Every day, Watch This offers staff recommendations inspired by the week’s new releases or premieres. This week: The sequel to blatant Die Hard knockoff Olympus Has Fallen hits theaters Friday, so let’s look back on some other Die Hard knockoffs, all of them much better than Olympus Has Fallen.

Cellular (2004)

Around the late ’90s, locations for Die Hard ripoffs were starting to run out. The formula of a lone man trapped into action against nefarious plotters had been applied to increasingly narrow confines: an airport, an airplane, a train, a bus. The bumper crop was dying off before anyone could figure out how to mount Die Hard on rollerblades and achieve maximum ’90s.

Cellular, then, was probably not pitched as a Die Hard ripoff. It may not have even occurred to the filmmakers that there was much relation between their film and the John McTiernan action classic—in part because in some ways, there isn’t much relation. The lone man isn’t a humble law enforcer of any stripe, just an initially callow and self-centered bro in a car who gets a call on his 2004-vintage bar-style cell phone from kidnapped Jessica (Kim Basinger) trapped in an attic. Neither the car nor the attic functions as the Die Hard location, though; the cell phone does. Jessica is speaking into a mostly smashed landline, and cannot call anyone else; the bro, Ryan (Chris Evans), must stay on the line, taking it upon himself to run, drive, and scrap his way around greater Los Angeles because circumstances dictate that he may be the only one who can save her. Evans, in his first major film role not explicitly meant to be a teenager, is a long way from his future as Captain America, but exposes some appropriate bedrock decency (as well as bedrock abs) below Ryan’s Californian dudeness.

The Die Hard movie Cellular most closely resembles is actually Die Hard With A Vengeance—the third (and second-best) installment that sends John McClane tearing around the whole of Manhattan in a mad dash of chases, stunts, and puzzles. No one is playing puzzle games with Ryan; the chief baddie is played by Jason Statham, more of a charismatically glowering henchman than a charsimatically oily mastermind. But the mad dash is similar, and tethering Evans to the cell phone has a pleasingly confining effect on the action. (This is also why the more logistically tricky cell-centric first hour is better than the final stretch.) That’s not to say the movie is particularly intimate. Director David R. Ellis, a stunt coordinator and second-unit director turned New Line hired gun who would later make Die Hard on a plane with snakes, choreographs all manner of vehicular mayhem, with Evans often emerging improbably unscathed.
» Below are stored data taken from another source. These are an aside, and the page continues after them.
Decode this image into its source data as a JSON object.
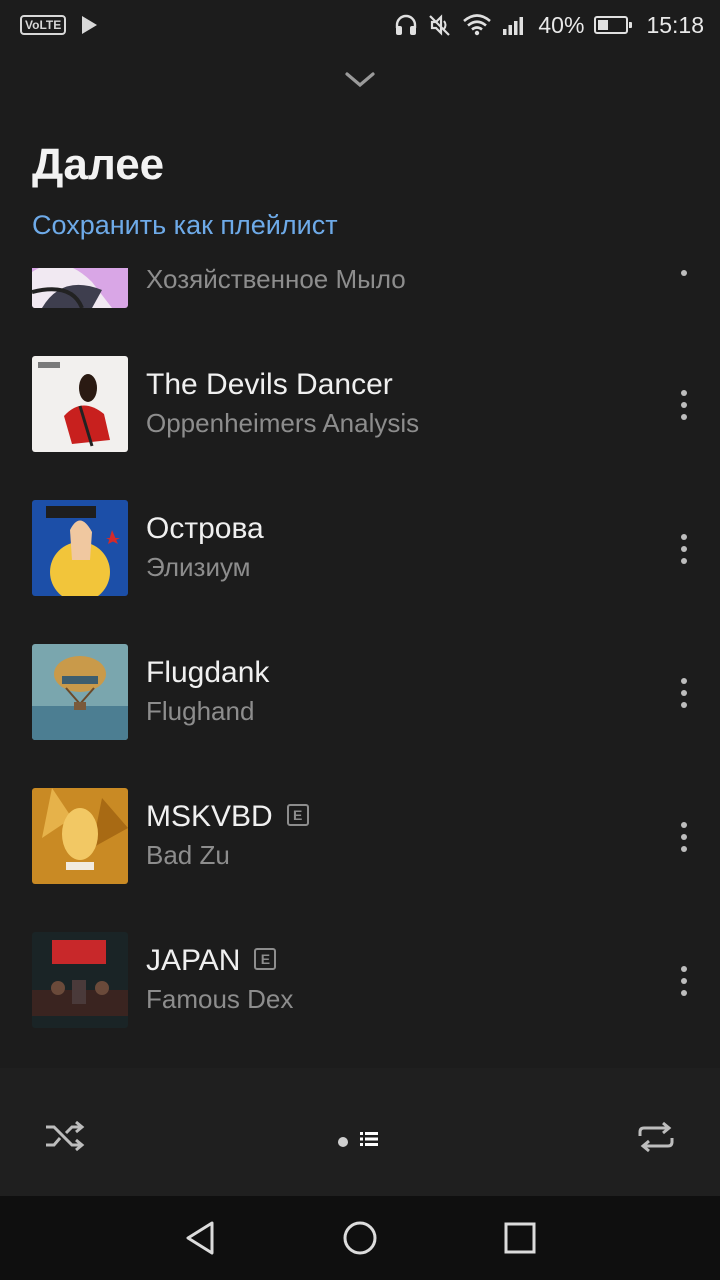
{
  "status_bar": {
    "volte": "VoLTE",
    "battery_pct": "40%",
    "battery_level": 0.4,
    "time": "15:18",
    "icons": [
      "play-icon",
      "headphones-icon",
      "mute-icon",
      "wifi-icon",
      "signal-icon",
      "battery-icon"
    ]
  },
  "header": {
    "title": "Далее",
    "save_label": "Сохранить как плейлист"
  },
  "tracks": [
    {
      "title": "",
      "artist": "Хозяйственное Мыло",
      "explicit": false
    },
    {
      "title": "The Devils Dancer",
      "artist": "Oppenheimers Analysis",
      "explicit": false
    },
    {
      "title": "Острова",
      "artist": "Элизиум",
      "explicit": false
    },
    {
      "title": "Flugdank",
      "artist": "Flughand",
      "explicit": false
    },
    {
      "title": "MSKVBD",
      "artist": "Bad Zu",
      "explicit": true
    },
    {
      "title": "JAPAN",
      "artist": "Famous Dex",
      "explicit": true
    }
  ],
  "badge_letter": "E",
  "controls": {
    "icons": [
      "shuffle-icon",
      "pager-dot",
      "queue-list-icon",
      "repeat-icon"
    ]
  },
  "colors": {
    "background": "#1c1c1c",
    "accent": "#6eaae8",
    "secondary_text": "#8d8d8d"
  }
}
But Ellis also has fun with the camera, as in a shot where he parks it inside a cell phone store as Evans runs out to grab a gun and race back in, or an extreme close-up of a phone plummeting to its doom.

Ellis, who also made the even-numbered Final Destination movies, died in 2013, and the silly but propulsive Cellular remains his best film, the purest expression of his B-movie energy. The wrong-man-wrong-time ticking-clock story forms a sort of missing link between ’50s Alfred Hitchcock and ’90s Die Hard knockoffs, with nearly enough now-retro touches—bar phones, the old New Line Cinema logo, Jessica Biel—to kickstart ’00s nostalgia.

Availability: Cellular is available on Blu-ray or DVD from Netflix or your local video store/library. It can also be rented or purchased from the major digital outlets.